Raihan hanya menunduk, merasa berat untuk sekadar bertemu pandang dengan bapaknya. Ia hanya diam sembari sesekali mengepalkan tangan. Setelah perkataan barusan, ruangan kembali didekap keheningan.
“Kamu harus tahu kalau Bapak menaruh harapan besar sama kamu, Han.”
Raihan mengangguk. Saat mendongak, pemuda itu melihat kristal bening yang menyelimuti bola mata sang bapak. Dilihat dari cara bicara dan situasi yang ada, ia menduga bila akan ada pembicaraan serius.
“Han,” ujar Rojak lembut. Tatapannya menunduk sesaat, kemudian teralih pada putra tunggalnya.
Raihan perlahan mendongak. Ketika pandangannya dengan sang bapak menumbuk, secarik senyum dengan cepat tercipta.
“Ka-kamu ... akan Bapak jodohkan dengan anak teman Bapak,” ujar Rojak.
Senyum yang menghias paras Raihan dengan cepat sirna, berganti dengan tatapan kosong. Pemilik manik cokelat muda itu lantas menggigit bibir bawah, berusaha menetralisir emosi. Pemuda itu itu sangat berharap apa yang baru saja ia dengar adalah sebuah kesalahan. Namun, saat detak jam terus memekik, kalimat itu tak pernah di tarik.
“Dijodohin?” tanya Raihan hati-hati. Keterkejutan belum sepenuhnya pudar dari parasnya. Saat mengatakan hal tersebut, tangannya tiba-tiba terkepal kuat.
Rojak mengangguk. Pandangannya teralih pada rinai hujan yang kian gigih membasahi bumi. “Dan Bapak gak nerima penolakan apa pun.”
Kepalan tangan Raihan melemah seiring dengan pandangannya yang kembali menunduk. Pemuda itu beberapa kali meneguk saliva, berusaha merangkai kata untuk menyambung percakapan. “Apa ... ini tidak terlalu cepat, Pak?” tanyanya kemudian.
Rojak menggeleng. Pandangannya masih tertuju pada tetes air yang jatuh dari genting.
Raihan kembali menoleh pada sang bapak sebelum berbicara, “Tapi, Raihan masih—”
“Bapak tahu,” sela Rojak cepat.
“Sejujurnya, Raihan masih jauh dari kata siap, Pak. Nikah itu—”
“Ikuti perintah Bapak!” bentak Rojak sembari menggebrak meja. Isi cangkir seketika tumpah ruah membasahi meja kaca. Hening dengan cepat menyergap.
Raihan tercenung singkat. Sorot tajam sang bapak berhasil menguliti keberaniannya secara perlahan. Meski begitu, belum ada kata sepakat atas permintaan tersebut. Bagi pemuda itu, perintah ini sangatlah tidak masuk akal. “Pak,” lirihnya sembari berusaha menggapai tangan orang tua tunggalnya.
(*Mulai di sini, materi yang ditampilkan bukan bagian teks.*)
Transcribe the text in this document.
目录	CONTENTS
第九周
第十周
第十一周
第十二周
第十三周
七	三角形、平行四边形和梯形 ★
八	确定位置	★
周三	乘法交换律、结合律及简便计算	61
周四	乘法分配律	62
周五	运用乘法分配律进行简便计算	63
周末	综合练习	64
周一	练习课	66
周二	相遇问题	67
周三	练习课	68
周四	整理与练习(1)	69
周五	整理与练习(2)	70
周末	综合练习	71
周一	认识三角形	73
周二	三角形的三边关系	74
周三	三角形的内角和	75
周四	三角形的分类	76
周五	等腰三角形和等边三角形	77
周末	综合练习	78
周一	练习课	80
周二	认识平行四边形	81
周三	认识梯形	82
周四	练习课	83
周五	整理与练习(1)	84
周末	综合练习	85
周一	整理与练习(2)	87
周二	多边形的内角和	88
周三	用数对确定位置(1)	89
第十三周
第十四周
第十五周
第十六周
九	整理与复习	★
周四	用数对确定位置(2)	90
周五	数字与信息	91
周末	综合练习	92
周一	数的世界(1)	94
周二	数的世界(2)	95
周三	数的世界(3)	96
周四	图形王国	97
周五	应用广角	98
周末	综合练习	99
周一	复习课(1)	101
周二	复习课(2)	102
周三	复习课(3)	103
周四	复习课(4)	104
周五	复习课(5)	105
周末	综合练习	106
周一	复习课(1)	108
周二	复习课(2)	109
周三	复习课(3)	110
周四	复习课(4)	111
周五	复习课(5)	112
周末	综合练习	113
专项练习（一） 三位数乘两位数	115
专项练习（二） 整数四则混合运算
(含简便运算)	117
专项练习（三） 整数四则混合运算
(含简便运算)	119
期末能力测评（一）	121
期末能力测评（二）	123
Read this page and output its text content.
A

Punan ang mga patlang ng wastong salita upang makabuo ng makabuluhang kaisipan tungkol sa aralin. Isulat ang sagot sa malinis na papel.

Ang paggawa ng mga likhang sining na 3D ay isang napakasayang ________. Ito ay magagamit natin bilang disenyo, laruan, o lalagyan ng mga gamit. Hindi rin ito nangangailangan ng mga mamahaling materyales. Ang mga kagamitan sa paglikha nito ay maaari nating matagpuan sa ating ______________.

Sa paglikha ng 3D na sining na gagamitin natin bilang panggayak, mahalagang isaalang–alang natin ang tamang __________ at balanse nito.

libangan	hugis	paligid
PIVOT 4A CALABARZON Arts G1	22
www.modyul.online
Rojak segera menarik tangannya, kemudian mengalihkan pandangan pada sembarang arah. “Ikuti perintah Bapak, Han,” ujarnya dingin.
“Kalaupun harus menikah, Bapak bisa nunggu Raihan sampai—”
“Anggap saja ini permintaan terakir Bapak sebelum Bapak mati,” ucap Rojak penuh penekanan, “kalau kamu memang menghormati dan menganggap Bapak sosok penting dalam hidup kamu, kamu akan menurut dan tidak akan banyak bertanya.”
“Pak,” gumam Raihan dengan mata berkaca-kaca. Bola matanya bergerak gelisah. Rasanya berat untuk sekadar mengangguk. Sulit sekali untuk bisa bernapas dengan normal. Dunia terasa menyempit, sedang mimpi dan cita-citanya terasa terhimpit oleh kenyataan pahit. Tak ada kesempatan bagi pemuda itu untuk membantah.
“Dan kamu akan menikah besok,” lanjut Rojak.
Laksana disirim air es, Raihan seketika membeku. Tangannya membatu sedang hatinya bagai dirajam sembilu. “Be-besok?”
Rojak bangkit dari kursi, kemudian memasuki kamar yang berada paling ujung. Pria berbadan tegap itu kembali dengan selembar map. “Ini biodata gadis yang akan menikah dengan kamu besok.”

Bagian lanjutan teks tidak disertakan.